Da Il Manifesto del 02/03/2004

Dal Tigri al Caribe

di Marco D'Eramo

L'ombra di Papa Doc si staglia funesta dietro i marines americani che per l'ennesima volta si apprestano a rioccupare Haiti. Il primo sbarco era avvenuto nel 1915. Adesso come allora, Washington promette democrazia e prosperità. Oggi, come 89 anni fa, gli Usa si dicono pronti a organizzare un esercito e una polizia «rispettosi della legge». Nel frattempo si è passati da una dittatura all'altra, come quelle efferate dei Duvalier, il padre François (1957-71), detto Papa Doc, e il figlio Jean-Claude (1971-86): deve far riflettere che l'appena esautorato Jean-Bertrand Aristide fosse il primo presidente democraticamente eletto di Haiti.

Oggi, dopo l'interludio, la maledizione si ripete: sono tutti nostalgici di Papa Doc, o discendenti dei Tonton Macoute i ribelli che - con la tacita approvazione delle grandi potenze - hanno cacciato Aristide. Il popolo haitiano continua così a raccogliere i frutti di quasi un secolo di benevola sollecitudine da parte del grande fratello nordamericano: la quasi totalità della popolazione vive con meno di un dollaro al giorno e più della metà dei bambini muore prima di arrivare ai cinque anni.

L'economia di questa mezza isola è costituita da 8 milioni di miserabili e da poche migliaia di latifondisti (che pudicamente la Casa bianca chiama «agricoltori» con cui stabilire una coalizione di governo).

E la spirale non cessa di aggravarsi: più si restringe l'oligarchia finanziaria e fondiaria, più si allarga la massa dei nullatenenti, più s'incancrenisce il sottosviluppo. Nonostante sia il primo paese al mondo ad avere vinto (nel 1804) la lotta di liberazione contro lo schiavismo bianco, Haiti vive ancora in un regime di schiavismo informale, di feudalesimo rurale spinto al parossismo. La legge è quella dei pochi padroni, e dei loro sgherri assurti a esercito e polizia nazionali. Due secoli fa Saint-Domingue era una delle terre più ricche della terra, oggi è un inferno. E non c'è democrazia possibile senza almeno un accenno di spartizione delle ricchezze, senza che emerga l'embrione di una classe di lavoratori dipendenti con un potere d'acquisto al di sopra del livello di sussistenza.
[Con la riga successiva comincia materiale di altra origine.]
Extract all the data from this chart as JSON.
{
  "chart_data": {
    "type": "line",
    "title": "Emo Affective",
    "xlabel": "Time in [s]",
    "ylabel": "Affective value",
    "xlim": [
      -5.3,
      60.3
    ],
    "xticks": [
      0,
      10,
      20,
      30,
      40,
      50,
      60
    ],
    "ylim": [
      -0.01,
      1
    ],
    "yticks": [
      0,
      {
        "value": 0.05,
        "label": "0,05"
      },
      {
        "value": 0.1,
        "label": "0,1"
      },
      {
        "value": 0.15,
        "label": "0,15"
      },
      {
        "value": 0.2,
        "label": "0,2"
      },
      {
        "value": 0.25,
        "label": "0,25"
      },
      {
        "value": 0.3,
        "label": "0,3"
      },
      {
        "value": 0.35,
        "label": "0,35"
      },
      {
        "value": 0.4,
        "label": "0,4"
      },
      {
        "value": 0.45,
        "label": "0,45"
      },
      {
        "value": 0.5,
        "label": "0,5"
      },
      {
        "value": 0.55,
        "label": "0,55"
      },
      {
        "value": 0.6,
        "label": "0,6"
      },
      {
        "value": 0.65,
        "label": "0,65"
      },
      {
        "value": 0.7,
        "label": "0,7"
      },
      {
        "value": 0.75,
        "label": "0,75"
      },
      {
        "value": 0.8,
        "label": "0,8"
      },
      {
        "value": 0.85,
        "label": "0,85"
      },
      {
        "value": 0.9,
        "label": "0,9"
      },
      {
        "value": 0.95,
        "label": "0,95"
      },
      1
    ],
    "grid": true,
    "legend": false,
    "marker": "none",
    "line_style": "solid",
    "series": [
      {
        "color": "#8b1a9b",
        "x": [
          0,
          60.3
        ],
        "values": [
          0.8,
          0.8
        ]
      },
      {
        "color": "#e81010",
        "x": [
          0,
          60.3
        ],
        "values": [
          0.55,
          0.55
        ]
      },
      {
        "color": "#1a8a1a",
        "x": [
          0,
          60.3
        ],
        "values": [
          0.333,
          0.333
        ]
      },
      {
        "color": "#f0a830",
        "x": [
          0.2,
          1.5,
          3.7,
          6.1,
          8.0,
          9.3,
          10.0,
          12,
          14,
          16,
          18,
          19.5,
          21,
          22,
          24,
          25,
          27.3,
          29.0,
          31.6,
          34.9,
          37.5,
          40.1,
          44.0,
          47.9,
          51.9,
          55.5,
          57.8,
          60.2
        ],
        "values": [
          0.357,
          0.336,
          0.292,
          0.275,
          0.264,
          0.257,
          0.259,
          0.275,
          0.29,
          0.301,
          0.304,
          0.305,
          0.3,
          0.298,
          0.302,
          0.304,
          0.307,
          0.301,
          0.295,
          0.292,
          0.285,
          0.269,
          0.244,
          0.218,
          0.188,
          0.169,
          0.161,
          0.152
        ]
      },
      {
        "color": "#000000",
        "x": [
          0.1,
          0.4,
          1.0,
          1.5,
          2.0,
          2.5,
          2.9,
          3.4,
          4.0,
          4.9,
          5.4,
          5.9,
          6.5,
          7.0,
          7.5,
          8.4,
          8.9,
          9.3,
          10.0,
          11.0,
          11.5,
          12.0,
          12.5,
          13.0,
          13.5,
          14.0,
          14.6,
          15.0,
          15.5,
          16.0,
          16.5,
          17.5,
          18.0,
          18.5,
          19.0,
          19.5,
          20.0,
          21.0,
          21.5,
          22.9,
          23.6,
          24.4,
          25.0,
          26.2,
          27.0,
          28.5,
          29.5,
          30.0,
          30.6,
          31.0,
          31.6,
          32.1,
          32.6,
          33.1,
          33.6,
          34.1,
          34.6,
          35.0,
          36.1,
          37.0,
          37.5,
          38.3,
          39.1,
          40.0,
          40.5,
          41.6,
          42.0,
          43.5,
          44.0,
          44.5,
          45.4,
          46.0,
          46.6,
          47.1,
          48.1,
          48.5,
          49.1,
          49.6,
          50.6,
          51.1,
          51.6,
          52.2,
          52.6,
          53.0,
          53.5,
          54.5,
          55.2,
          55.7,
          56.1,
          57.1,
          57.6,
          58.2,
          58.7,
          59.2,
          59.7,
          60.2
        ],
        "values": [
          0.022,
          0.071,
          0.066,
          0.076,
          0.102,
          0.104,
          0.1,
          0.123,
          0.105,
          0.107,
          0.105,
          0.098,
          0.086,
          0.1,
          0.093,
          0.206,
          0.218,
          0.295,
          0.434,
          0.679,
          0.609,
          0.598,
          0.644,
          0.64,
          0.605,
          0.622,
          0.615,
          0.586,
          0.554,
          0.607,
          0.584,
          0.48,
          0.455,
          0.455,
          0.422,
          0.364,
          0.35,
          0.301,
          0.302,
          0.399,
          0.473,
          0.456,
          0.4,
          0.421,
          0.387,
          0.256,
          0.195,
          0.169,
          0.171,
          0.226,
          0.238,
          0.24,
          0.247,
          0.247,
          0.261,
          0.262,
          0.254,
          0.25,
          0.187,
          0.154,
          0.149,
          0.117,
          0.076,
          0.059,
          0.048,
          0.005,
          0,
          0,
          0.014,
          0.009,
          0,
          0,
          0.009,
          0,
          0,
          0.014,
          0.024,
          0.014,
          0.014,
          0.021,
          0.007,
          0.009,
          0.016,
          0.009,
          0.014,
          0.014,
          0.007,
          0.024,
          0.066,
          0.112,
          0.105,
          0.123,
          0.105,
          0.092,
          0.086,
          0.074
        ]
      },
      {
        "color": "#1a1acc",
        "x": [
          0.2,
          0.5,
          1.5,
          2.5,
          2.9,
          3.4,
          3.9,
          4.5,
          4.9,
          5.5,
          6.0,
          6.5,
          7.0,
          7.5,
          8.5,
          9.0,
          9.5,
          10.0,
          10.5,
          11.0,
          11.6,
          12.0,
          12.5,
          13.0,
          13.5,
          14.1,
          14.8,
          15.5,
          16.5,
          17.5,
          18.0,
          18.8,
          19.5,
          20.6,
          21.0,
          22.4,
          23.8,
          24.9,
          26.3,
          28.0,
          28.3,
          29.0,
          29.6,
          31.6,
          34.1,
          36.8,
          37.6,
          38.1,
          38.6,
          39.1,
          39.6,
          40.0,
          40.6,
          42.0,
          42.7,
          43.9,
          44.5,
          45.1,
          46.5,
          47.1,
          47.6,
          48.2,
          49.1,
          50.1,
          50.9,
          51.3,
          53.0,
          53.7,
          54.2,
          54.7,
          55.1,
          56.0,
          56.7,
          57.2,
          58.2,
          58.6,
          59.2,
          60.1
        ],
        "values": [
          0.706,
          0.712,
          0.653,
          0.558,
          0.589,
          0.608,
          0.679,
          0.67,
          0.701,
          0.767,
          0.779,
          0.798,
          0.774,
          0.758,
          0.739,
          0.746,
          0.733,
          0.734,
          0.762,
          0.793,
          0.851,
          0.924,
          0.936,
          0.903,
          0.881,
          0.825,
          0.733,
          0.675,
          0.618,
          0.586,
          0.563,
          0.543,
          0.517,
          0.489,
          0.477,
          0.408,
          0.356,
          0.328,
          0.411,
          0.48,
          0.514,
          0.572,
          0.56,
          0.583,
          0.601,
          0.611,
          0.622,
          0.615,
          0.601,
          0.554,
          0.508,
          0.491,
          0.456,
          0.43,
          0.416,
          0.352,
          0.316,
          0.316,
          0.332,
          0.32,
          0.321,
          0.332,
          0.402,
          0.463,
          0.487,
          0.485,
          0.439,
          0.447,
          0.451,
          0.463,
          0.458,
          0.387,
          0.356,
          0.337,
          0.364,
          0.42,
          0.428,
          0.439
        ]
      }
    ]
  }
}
I vecchi marxisti direbbero che non c'è rivoluzione politica senza un mutamento nel modo di produzione. Ma nella struttura sociale di Haiti nulla è cambiato, e gli Stati uniti nulla hanno fatto per cambiarla. È nel feudalesimo strutturale che va cercata la chiave del fallimento di Aristide, molto più che nelle (evidenti) défaillances caratteriali dell'ex parroco.

L'economia e la società di Haiti sono dispotiche: la democrazia vi è perciò precaria, effimera. Ecco perché la partenza di Aristide lascia l'amaro in bocca, quello di una speranza nutrita contro ogni razionalità e infine delusa, quello di un'occasione mancata, anche se l'insuccesso era annunciato. Sembra di assistere a un remake dell'horror centroamericano, già proiettato in Salvador, Guatemala, nella vicina Santo Domingo, in Nicaragua: il «cortile di casa» degli Stati uniti.

Ma stavolta ci sono due elementi nuovi. Il primo è che il «cortile di casa» si è allargato fino alle rive del Tigri e dell'Eufrate: la corrente del golfo del Messico è arrivata nel golfo Persico. Le promesse di democrazia ad Haiti si rispecchiano in quelle di un prospero futuro in Iraq.

Attraverso la simultanea presenza dei marines, Baghdad e Port-au-Prince si rimandano l'una all'altra, inviandoci un'immagine riflessa e disorientante della visione geopolitica statunitense.

Il secondo elemento è costituito dalla partecipazione francese alla forza «di pace», anch'essa illuminata per contrasto dalla questione irachena: Parigi si era opposta con i denti a un intervento in Iraq, mentre per la francofona Haiti l'ha quasi sollecitato, unendosi al coro che intona le magnifiche sorti e progressive dell'isoletta caraibica.

Ma anche se ora è intonato a due voci (tre con il Canada), non per questo l'inno all'imperialismo umanitario è diventato più veritiero.

Il più sarcastico commento al vangelo della legalità internazionale declamato dalle grandi potenze ce lo fornisce il contingente militare schierato intorno ai ruderi fumanti delle saccheggiate baraccopoli di Port-au Prince: mitra a vegliare su stracci.